Por Francis Ivanovich
Você morreu. Não se lembra como. Agora é um fantasma. Pergunta-se como isso se deu. A princípio você achou divertido ser imperceptível aos vivos. Engraçado mesmo. Principalmente ao testemunhar seu pequenos pecados, luxúrias, ao vagar pela cidade ou pelos dormitórios da noite. No entanto, com o passar do tempo, descobre que a vida de um fantasma é extremamente penosa.

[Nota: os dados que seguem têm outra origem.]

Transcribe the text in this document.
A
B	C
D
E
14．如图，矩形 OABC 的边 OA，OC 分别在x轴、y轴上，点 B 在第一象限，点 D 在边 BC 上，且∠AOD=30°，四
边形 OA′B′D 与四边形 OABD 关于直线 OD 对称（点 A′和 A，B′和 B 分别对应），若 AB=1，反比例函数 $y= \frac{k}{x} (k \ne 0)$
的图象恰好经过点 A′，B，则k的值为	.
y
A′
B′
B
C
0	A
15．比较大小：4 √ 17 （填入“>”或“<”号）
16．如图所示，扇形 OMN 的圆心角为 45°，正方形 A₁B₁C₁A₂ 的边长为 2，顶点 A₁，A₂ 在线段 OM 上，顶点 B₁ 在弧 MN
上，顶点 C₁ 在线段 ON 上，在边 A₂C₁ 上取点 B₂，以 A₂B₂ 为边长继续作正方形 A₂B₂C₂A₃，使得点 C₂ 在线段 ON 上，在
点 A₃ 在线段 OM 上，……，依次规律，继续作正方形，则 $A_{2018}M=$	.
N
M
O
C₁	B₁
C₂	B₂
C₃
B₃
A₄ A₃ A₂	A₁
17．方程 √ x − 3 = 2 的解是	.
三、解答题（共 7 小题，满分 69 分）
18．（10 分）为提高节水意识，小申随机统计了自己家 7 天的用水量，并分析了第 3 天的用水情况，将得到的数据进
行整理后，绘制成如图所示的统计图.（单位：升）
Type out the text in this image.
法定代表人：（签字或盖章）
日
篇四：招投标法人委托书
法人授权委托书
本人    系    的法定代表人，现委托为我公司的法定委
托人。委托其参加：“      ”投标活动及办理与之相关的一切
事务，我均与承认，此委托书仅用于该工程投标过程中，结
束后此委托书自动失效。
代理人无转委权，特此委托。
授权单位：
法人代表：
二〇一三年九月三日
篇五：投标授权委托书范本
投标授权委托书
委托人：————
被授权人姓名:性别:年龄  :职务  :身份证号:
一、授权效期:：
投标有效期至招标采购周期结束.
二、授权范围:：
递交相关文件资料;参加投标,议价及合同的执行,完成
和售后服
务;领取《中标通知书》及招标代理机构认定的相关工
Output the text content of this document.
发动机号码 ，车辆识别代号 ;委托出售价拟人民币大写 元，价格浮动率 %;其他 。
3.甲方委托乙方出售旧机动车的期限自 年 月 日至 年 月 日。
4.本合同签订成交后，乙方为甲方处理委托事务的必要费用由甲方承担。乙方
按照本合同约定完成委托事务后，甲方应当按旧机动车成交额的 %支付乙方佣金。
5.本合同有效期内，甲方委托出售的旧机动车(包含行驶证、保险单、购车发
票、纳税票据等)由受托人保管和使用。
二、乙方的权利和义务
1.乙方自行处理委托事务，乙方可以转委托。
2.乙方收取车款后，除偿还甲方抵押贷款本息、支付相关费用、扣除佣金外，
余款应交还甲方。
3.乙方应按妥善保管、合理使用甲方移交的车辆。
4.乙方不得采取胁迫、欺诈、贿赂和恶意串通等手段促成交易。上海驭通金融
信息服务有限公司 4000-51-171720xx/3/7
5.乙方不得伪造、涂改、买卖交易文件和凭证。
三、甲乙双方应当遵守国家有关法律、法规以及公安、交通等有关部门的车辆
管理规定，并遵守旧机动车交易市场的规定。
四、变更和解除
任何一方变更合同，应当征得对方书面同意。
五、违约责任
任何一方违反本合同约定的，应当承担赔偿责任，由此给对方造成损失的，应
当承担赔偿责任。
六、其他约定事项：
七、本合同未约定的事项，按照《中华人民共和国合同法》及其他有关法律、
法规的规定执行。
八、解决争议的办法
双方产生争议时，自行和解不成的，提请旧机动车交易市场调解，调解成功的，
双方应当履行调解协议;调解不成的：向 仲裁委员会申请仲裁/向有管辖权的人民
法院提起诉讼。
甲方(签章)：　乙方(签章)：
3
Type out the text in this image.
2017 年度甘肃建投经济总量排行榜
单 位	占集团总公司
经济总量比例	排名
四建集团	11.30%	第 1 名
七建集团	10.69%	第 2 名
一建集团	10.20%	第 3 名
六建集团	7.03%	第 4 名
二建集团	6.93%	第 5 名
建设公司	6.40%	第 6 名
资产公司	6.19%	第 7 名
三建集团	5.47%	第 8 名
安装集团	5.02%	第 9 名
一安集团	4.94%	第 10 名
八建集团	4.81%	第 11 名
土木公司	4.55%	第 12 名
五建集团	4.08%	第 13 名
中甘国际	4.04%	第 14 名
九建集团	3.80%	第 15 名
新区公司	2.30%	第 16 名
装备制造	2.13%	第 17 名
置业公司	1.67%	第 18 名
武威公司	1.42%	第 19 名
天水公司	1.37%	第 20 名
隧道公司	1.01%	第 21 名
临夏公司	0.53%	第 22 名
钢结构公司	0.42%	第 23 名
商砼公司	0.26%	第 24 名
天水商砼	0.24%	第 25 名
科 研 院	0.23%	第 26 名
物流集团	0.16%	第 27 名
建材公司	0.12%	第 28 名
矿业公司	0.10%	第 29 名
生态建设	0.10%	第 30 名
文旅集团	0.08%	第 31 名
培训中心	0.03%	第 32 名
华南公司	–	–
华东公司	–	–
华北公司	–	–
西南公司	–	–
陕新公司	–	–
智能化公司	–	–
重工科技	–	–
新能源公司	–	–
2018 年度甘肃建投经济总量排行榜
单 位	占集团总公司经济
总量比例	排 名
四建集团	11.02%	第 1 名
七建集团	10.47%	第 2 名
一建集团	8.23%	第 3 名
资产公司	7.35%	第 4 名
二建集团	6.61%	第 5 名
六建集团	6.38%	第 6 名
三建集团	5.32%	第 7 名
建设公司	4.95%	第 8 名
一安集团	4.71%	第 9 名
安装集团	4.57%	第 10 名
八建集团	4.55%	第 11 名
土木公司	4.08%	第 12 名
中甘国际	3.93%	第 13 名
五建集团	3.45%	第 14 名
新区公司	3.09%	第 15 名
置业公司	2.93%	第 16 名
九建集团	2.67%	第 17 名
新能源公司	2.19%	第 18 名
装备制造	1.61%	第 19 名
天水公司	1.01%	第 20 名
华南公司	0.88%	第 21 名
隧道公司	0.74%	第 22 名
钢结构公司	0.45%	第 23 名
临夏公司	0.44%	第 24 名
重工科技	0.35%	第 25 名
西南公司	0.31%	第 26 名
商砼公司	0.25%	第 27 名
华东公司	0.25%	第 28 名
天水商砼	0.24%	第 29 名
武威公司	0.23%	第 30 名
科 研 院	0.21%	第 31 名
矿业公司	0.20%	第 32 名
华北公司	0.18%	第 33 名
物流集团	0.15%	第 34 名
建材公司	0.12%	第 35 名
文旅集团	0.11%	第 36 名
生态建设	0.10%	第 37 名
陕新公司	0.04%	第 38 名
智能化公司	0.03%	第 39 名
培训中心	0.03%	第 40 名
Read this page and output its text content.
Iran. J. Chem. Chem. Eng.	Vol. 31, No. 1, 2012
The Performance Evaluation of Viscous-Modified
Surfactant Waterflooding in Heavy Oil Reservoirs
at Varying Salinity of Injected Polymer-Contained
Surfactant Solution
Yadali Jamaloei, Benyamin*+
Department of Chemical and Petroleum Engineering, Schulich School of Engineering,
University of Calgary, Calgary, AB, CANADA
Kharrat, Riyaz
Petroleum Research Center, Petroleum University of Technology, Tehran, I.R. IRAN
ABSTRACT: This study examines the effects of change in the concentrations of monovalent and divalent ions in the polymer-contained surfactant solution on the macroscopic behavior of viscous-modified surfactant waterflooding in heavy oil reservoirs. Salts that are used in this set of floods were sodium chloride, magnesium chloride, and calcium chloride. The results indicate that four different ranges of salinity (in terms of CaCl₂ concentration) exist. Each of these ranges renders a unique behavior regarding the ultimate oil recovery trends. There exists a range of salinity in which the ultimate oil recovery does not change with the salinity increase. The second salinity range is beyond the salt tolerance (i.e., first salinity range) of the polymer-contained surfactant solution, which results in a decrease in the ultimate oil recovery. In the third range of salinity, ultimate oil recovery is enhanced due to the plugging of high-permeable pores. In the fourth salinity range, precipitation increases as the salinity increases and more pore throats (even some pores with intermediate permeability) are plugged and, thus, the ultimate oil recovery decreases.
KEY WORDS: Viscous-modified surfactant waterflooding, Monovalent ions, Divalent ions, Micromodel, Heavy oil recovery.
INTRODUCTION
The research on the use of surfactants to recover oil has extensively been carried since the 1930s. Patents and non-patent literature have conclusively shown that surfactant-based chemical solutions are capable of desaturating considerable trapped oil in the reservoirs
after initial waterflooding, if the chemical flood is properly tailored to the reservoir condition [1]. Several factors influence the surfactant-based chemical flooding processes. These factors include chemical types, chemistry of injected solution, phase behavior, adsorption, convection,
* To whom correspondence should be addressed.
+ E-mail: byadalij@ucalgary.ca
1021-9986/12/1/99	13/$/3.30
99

O tempo todo está consigo, falando sozinho, reinventando-se, numa espécie de prisão sem grades, eterna, impossível de fuga, semelhante ao labirinto de Creta. Viver como fantasma, é o mesmo que jamais ter existido. No entanto, vez por outra, você, como fantasma, ouve algum vivo invocar seu nome, tirar a poeira de uma pequena lembrança. Essas invocações não são raras. Os vivos tratam melhor os mortos dos que ainda respiram. É compreensível. Os mortos não nos fazem mal algum.
Ao pronunciarem nossos nomes, os vivos aliviam suas dores e rancores. Todo morto, de certa forma, é uma pedra de gelo. Ao ouvirmos nosso nome de batismo, voamos velozmente para o lugar do reencontro, na esperança de contato humano. Ao chegarmos, somos outra vez o que somos, fantasma, enterrados no absoluto silêncio, cultivado na sepultura dos anos. Quando vivos, é certo, que muitas vezes somos tratados como um morto-vivo, um ninguém. Não é verdade?
Sofremos calúnias, injustiças, traições e ingratidão. É quando nossa alma balança à beira do penhasco de Megara, onde Sciron, o detestável bandido, empurra os ingênuos viajantes para a morte. Essas feridas, por vezes incicatrizáveis, podem causar sérios danos ao nosso destino. Caso isso ocorra, você estará perdido.
Descobrirá, tardiamente, que o maior perigo para um vivo não é a morte, mas o esquecimento. Este sim, o efeito primordial nascido de uma ferida, que talvez seja capaz de te transformar num espectro de si mesmo.